The Slatest

Sheldon Silver Cited 9/11 as Official Justification for Spending in Alleged Kickback Scheme

Silver arriving in court this morning.

Stephanie Keih/Reuters

United States Attorney Preet Bharara has accused powerful New York City politician Sheldon Silver, the speaker of the New York State Assembly, of taking millions of dollars in kickbacks via legal fees that he didn’t actually do any work to earn.* The complete criminal complaint against Silver makes for a compelling short story about the elaborate methods of (alleged) modern corruption, and the accusations against Silver are bad news for ambitious New York Gov. Andrew Cuomo for reasons explained here. But let’s focus on one particularly egregious incident described in the complaint, in which Silver cited 9/11 as the impetus for government spending that was (allegedly) in fact disbursed because the doctor who received the funding was part of the process by which Silver received bogus legal fees.

Here are the steps in the alleged scam, which is one of two unrelated corruption schemes that Silver is accused of profiting from.

1) A New York doctor referred patients with the asbestos-related cancer mesothelioma to the law firm of Weitz & Lutzenberg, which conducts asbestos-related litigation.

2) Weitz & Lutzenberg paid a salary to Silver, and paid him hundreds of thousands of dollars more in referral fees, for each of the asbestos-related clients referred by the New York doctor—even though Silver actually had no interactions with the patient/clients and has no experience in asbestos litigation.
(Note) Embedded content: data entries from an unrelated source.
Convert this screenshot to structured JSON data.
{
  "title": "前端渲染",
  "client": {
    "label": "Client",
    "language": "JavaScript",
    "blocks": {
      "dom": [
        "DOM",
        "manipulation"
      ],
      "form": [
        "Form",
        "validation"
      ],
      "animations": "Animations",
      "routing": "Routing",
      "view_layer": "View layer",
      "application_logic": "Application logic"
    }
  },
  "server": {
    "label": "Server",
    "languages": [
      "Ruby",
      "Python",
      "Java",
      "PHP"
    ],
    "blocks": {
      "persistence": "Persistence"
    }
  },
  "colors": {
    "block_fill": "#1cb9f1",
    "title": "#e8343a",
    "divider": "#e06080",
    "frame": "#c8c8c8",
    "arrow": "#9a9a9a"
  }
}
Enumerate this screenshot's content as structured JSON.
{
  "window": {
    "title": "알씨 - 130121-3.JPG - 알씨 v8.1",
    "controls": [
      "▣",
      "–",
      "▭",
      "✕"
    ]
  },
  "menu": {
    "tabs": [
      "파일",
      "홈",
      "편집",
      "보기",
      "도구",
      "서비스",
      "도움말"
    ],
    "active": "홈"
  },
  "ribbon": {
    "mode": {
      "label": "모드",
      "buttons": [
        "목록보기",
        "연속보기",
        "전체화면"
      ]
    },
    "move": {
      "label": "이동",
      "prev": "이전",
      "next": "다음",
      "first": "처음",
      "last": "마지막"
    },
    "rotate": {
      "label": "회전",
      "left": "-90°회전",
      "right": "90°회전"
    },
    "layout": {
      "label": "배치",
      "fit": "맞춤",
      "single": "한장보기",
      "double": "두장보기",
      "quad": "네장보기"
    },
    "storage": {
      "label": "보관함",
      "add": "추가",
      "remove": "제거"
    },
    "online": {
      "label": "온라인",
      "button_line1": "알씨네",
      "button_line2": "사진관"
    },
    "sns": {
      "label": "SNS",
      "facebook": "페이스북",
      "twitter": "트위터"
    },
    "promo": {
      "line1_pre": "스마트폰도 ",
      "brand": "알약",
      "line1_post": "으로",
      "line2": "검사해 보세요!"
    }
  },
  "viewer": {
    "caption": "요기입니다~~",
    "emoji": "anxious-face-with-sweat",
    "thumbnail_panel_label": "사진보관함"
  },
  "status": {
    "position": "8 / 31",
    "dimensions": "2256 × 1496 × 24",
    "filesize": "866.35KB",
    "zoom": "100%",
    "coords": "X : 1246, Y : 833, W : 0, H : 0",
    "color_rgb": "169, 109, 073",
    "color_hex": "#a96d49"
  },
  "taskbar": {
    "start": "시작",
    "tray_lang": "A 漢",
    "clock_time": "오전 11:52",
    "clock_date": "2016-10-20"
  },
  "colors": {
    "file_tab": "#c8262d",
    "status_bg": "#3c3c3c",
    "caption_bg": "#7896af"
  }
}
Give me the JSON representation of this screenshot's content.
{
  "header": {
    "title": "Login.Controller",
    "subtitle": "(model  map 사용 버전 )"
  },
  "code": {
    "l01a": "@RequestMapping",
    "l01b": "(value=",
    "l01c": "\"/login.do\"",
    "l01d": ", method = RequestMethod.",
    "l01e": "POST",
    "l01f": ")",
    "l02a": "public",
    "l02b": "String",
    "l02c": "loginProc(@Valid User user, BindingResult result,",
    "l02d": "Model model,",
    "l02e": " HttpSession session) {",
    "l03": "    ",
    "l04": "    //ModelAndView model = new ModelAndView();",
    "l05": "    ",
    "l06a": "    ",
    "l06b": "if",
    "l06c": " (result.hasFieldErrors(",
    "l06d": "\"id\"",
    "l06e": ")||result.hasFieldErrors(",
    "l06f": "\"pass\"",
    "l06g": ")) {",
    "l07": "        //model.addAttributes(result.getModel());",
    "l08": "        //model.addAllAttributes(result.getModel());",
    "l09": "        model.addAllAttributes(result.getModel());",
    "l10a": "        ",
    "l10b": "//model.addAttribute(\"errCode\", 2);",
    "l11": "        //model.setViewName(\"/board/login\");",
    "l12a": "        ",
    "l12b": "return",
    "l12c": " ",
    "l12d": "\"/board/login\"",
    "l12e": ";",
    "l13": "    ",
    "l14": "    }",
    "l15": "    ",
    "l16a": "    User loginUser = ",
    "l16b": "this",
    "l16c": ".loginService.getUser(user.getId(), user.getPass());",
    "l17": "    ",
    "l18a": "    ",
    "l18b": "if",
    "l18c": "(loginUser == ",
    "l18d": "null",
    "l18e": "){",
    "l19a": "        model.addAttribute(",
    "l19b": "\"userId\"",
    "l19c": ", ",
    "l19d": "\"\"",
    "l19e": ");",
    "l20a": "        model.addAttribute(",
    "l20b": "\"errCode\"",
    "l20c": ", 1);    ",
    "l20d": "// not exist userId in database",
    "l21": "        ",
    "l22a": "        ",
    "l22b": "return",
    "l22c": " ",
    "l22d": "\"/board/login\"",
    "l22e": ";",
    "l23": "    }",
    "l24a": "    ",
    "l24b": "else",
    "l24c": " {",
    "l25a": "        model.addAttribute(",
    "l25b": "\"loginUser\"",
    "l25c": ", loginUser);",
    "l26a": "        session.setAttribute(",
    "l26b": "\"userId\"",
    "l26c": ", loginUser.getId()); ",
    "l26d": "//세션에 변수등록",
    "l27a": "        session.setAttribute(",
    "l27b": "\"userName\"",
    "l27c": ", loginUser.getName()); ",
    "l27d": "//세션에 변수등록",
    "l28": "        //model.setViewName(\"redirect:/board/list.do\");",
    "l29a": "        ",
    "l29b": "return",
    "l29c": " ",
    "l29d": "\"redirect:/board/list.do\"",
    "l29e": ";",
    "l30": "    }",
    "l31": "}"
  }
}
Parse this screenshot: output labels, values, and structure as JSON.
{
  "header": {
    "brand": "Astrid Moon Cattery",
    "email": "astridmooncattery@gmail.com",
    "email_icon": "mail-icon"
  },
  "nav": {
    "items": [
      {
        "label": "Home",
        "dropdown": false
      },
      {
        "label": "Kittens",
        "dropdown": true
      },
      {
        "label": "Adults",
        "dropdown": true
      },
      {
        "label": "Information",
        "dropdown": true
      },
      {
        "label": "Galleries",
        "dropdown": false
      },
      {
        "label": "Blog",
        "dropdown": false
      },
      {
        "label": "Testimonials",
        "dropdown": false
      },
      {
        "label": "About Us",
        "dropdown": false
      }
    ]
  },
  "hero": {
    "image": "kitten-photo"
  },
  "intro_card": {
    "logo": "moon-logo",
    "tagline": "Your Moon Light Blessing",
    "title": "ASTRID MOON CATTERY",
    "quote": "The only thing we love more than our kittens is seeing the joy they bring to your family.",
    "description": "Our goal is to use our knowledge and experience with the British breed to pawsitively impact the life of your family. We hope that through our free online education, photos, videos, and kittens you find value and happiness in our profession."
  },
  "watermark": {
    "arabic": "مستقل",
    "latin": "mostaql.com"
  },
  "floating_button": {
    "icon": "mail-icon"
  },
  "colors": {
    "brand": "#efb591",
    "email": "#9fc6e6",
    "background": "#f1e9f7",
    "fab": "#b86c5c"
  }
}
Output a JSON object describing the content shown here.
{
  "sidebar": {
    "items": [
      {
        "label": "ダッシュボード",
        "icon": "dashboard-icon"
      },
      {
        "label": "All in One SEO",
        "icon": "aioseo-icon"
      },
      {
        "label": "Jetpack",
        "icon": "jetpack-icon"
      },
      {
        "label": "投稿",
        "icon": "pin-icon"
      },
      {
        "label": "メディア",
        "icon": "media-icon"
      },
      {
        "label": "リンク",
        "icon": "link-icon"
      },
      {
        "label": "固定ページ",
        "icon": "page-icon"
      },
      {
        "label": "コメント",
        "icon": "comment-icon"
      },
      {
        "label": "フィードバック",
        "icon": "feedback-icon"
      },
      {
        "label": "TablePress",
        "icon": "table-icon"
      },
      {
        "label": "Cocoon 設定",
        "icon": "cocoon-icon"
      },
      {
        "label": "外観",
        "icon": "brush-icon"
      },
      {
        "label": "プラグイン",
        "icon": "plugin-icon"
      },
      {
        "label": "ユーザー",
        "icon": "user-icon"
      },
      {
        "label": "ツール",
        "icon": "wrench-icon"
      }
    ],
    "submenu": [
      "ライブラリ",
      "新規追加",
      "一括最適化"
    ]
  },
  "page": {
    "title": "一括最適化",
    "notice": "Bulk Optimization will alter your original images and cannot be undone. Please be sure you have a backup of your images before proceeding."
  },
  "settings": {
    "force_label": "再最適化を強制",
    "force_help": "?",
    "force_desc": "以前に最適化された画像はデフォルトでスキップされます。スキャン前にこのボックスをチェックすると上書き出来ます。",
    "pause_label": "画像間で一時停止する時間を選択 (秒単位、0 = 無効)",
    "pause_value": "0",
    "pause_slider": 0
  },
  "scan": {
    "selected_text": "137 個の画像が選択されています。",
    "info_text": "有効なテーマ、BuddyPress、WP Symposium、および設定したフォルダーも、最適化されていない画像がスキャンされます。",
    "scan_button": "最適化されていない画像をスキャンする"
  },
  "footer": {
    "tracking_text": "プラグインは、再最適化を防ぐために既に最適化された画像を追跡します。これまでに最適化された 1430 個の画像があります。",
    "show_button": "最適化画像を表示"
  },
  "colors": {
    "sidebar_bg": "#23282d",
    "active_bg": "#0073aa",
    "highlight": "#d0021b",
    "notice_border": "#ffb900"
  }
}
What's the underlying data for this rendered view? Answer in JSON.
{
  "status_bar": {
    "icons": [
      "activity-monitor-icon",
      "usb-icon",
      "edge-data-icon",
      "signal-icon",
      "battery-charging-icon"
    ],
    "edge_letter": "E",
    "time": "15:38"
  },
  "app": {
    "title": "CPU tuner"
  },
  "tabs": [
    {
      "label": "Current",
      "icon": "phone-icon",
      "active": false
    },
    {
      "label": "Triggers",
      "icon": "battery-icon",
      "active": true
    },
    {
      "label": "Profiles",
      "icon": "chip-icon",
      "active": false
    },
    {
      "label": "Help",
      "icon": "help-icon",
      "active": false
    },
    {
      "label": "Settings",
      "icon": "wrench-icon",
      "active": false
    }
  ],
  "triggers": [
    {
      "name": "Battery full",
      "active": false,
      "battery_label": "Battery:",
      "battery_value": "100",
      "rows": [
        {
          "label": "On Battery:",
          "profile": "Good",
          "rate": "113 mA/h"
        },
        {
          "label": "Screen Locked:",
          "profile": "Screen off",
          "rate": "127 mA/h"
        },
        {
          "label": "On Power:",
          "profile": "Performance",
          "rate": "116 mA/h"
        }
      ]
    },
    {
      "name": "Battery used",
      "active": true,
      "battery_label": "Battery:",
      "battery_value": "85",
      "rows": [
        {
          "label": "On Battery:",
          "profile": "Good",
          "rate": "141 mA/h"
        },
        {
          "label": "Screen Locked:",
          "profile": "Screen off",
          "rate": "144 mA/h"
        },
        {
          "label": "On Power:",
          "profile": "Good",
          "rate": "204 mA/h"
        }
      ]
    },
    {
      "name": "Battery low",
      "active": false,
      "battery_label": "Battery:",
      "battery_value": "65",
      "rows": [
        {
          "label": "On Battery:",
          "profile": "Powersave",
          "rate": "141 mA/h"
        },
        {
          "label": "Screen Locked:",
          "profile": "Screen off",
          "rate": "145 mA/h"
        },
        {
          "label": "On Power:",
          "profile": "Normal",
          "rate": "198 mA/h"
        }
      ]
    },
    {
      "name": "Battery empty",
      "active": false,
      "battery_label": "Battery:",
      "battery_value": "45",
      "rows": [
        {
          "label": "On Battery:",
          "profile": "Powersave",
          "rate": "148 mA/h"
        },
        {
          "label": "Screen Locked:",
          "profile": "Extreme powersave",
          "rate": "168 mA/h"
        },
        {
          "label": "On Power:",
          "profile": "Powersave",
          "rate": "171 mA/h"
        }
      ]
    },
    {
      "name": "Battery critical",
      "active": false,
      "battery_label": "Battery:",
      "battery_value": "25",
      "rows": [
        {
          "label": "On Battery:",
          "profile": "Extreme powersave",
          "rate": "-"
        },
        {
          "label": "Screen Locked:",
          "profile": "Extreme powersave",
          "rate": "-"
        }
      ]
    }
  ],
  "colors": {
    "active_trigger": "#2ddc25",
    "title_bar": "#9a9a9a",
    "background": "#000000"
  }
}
3) Silver funneled $500,000 in discretionary spending from the New York health budget to the doctor’s mesothelioma research organization. (There doesn’t appear to be any suggestion that the money was used improperly after it was received by the research organization.)

Silver’s letters directing disbursement of the $500,000 to the doctor’s research organization didn’t mention his lucrative personal financial relationship with the doctor. But they did cite 9/11.

Screen shot/Failed Messiah

The criminal complaint states that Silver in fact “never asked [the doctor] how the state funds he had directed to the Mesothelioma Center had actually been used.”

*Correction, Jan. 22, 2015: This post originally misstated that Sheldon Silver is the chairman of the New York State Assembly. He is the speaker.